In terms of reading, I began going through the pile of books I brought back from LASA. Up today was a new collection of essays on regimes and democracy in Latin America, including a piece by Villager Jay Seawright and another Berkeley compatriot, Sebastian Mazzuca. Given that my outcome of interest is regime stability, it's important for me to be up-to-date on what's going on in that field. A number of the conversations I've had in the past couple of weeks have been centered on issues of how to classify the level of democracy going on historically in Colombia and other comparison countries, so those are some waters I'll need to wade into before all is said and done.

In terms of writing, I gathered together all the feedback I've gotten over the past two weeks, pulled out some recurrent themes and "to-do" items, and began identifying places in my manuscript (holy crap, that's the first time I've called it that - at 115 pages, to call it an "outline" is a little absurd!) to address some of those themes. I realized I haven't fleshed out what I mean by "critical junctures" and "path dependence," so there's a few pages right there. Moving along....

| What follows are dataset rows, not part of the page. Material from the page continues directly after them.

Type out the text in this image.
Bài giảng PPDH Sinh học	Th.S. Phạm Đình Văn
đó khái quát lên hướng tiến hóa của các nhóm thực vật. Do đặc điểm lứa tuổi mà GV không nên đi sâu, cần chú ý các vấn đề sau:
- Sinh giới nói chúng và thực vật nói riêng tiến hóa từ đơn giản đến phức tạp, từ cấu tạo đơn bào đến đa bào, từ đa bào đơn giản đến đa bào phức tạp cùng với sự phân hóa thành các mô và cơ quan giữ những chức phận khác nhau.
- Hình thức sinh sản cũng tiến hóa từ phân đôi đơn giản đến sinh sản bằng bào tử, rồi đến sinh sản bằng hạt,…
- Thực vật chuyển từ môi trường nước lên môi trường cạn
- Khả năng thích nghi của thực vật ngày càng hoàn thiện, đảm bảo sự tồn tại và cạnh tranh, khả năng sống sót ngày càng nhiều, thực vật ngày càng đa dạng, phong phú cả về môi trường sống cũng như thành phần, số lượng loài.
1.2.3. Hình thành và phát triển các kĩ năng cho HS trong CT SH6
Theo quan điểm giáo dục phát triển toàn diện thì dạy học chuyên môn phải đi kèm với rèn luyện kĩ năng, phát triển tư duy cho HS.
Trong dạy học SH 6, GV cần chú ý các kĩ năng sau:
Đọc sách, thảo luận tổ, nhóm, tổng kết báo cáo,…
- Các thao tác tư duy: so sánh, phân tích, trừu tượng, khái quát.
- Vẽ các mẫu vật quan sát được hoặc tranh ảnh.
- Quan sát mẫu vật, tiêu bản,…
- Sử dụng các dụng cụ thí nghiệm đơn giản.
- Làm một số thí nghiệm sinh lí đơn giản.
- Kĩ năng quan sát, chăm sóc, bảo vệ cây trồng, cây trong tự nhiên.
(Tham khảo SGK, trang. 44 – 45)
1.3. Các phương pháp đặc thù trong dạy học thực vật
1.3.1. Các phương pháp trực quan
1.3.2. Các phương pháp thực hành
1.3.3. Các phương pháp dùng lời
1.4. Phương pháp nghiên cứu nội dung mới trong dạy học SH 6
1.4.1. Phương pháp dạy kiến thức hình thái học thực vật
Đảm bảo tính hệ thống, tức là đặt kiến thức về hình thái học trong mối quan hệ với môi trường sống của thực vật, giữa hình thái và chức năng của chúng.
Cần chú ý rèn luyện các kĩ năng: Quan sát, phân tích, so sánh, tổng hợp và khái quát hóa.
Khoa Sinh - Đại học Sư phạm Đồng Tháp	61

Thanks to my darling Cathy Sumner for monitoring this week, even as I was out of town. Next up is Tanja Schtschur, in Berlin. Our first international Villager, very exciting! Have a great weekend!

2 comments:

Rjewell40 said...

FYI, Tanja is in Cologne. But coming soon to a West Oakland bart near you.

:)

Unknown said...

Good job ekeing our a few more pages on the last day. Now that your conferences are over I want to see you really buckling down and hitting the writing hard in the new few weeks!